Fabo warned against putting too much faith into the monthly trimmed-mean measure, which the RBA views as highly unreliable.
"The monthly data are trimmed at the annual level, whereas the quarterly trimmed mean is trimmed at the quarterly level using seasonally adjusted data, which means they are different and why they diverge – there's more volatility in the year-ended measure," he explained, noting the rise in October's data did not surprise.
FALLING INFLATION
Fabo creates his own year-ended monthly measure, excluding volatile prices such as travel expenses and government subsidy-distorted electricity prices. "The rate of decline in that has slowed, but it's continued to edge lower," he explained. (See chart) Some aspects of the official monthly data could also be used to estimate Q4 inflation roughly, which pointed to a lower result than the RBA's 0.7% q/q target on preliminarily findings, Fabo noted.
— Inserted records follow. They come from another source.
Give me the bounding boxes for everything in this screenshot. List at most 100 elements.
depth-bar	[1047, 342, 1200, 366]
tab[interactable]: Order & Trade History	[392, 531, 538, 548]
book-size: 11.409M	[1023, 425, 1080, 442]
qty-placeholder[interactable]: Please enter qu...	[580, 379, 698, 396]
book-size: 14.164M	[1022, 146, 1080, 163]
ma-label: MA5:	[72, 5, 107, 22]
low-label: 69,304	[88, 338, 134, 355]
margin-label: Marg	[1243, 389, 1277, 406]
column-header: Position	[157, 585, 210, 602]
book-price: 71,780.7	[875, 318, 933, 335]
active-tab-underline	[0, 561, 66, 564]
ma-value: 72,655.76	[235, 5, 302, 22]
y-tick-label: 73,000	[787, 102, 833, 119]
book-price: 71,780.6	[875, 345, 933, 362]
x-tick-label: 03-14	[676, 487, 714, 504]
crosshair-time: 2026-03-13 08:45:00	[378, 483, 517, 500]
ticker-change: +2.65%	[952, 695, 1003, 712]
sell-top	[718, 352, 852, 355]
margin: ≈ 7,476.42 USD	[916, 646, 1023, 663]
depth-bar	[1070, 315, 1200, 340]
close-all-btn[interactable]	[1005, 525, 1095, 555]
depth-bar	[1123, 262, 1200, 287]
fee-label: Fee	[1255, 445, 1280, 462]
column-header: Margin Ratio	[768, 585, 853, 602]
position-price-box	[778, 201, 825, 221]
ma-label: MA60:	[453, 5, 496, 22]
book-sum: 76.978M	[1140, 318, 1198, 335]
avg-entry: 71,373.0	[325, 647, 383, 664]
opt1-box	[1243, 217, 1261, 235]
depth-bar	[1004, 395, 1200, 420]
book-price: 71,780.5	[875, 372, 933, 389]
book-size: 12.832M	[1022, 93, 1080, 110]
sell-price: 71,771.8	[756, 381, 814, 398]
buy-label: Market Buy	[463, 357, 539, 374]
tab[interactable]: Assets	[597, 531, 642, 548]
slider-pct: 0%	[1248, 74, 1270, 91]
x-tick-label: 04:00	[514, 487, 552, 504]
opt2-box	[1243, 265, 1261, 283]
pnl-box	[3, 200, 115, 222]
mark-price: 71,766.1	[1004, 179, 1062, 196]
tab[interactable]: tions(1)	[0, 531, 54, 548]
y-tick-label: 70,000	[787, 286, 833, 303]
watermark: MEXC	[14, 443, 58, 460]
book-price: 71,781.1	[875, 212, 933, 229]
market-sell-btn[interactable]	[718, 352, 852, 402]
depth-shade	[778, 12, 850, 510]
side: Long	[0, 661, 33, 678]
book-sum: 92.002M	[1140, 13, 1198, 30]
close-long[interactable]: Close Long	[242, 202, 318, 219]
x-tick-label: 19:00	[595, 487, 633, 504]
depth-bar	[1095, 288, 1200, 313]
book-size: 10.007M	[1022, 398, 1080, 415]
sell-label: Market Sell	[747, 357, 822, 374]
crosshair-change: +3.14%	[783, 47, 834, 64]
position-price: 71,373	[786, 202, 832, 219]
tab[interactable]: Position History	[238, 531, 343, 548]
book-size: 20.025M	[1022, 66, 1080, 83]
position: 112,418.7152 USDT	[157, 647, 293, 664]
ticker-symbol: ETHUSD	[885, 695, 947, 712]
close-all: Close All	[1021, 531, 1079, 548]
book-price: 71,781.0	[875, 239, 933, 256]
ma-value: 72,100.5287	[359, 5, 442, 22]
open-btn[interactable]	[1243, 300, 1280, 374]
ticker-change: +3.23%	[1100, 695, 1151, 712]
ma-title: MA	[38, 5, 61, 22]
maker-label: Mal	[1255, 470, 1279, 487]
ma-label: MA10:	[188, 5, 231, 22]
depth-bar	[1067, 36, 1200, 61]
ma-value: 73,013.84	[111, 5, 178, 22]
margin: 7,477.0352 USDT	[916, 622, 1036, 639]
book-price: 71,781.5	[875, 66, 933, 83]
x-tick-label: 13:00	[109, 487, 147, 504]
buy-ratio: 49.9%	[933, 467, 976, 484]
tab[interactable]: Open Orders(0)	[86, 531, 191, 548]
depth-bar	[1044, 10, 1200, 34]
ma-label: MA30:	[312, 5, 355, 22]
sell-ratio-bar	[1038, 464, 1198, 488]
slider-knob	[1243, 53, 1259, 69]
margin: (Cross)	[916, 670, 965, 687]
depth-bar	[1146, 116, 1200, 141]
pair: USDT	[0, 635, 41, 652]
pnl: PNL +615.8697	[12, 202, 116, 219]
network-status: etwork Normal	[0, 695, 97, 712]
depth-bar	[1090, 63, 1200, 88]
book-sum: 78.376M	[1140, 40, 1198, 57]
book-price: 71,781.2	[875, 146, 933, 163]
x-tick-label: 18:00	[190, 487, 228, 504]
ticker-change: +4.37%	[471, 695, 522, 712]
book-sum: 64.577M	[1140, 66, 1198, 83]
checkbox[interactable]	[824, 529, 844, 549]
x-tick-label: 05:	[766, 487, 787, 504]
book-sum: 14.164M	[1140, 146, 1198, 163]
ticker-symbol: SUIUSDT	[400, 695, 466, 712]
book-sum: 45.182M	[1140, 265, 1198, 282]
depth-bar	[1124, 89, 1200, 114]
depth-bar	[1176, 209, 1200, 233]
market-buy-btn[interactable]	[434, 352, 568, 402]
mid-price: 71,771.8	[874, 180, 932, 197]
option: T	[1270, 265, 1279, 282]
Pointing to the RBA's November meeting minutes that revealed the Board would need to see “more than one good quarterly inflation outcome” before easing, Fabo questioned the definition of "good".
"If you've got a solid 0.5% q/q for Q4 trimmed inflation and it's not just due to a couple of one offs, that really increases the chance of getting some easing early next year," he added, noting an easing labour market would then also factor heavily into the Board's decision.
"If the labour market continues to gradually ease alongside a surprisingly low inflation number, you'd be very tempted as a central bank, given the lags, to start slowly easing with just a 25bp move. If we get a trimmed mean number for Q4 at 0.6% q/q, that's definitely a good number, because essentially, that's the middle of the band in annualised terms. But unless the labour market is really deteriorating, [the RBA] will need more evidence that it's not just a one off."
The Australian Bureau of Statistics will release Q4 CPI data on Jan 29.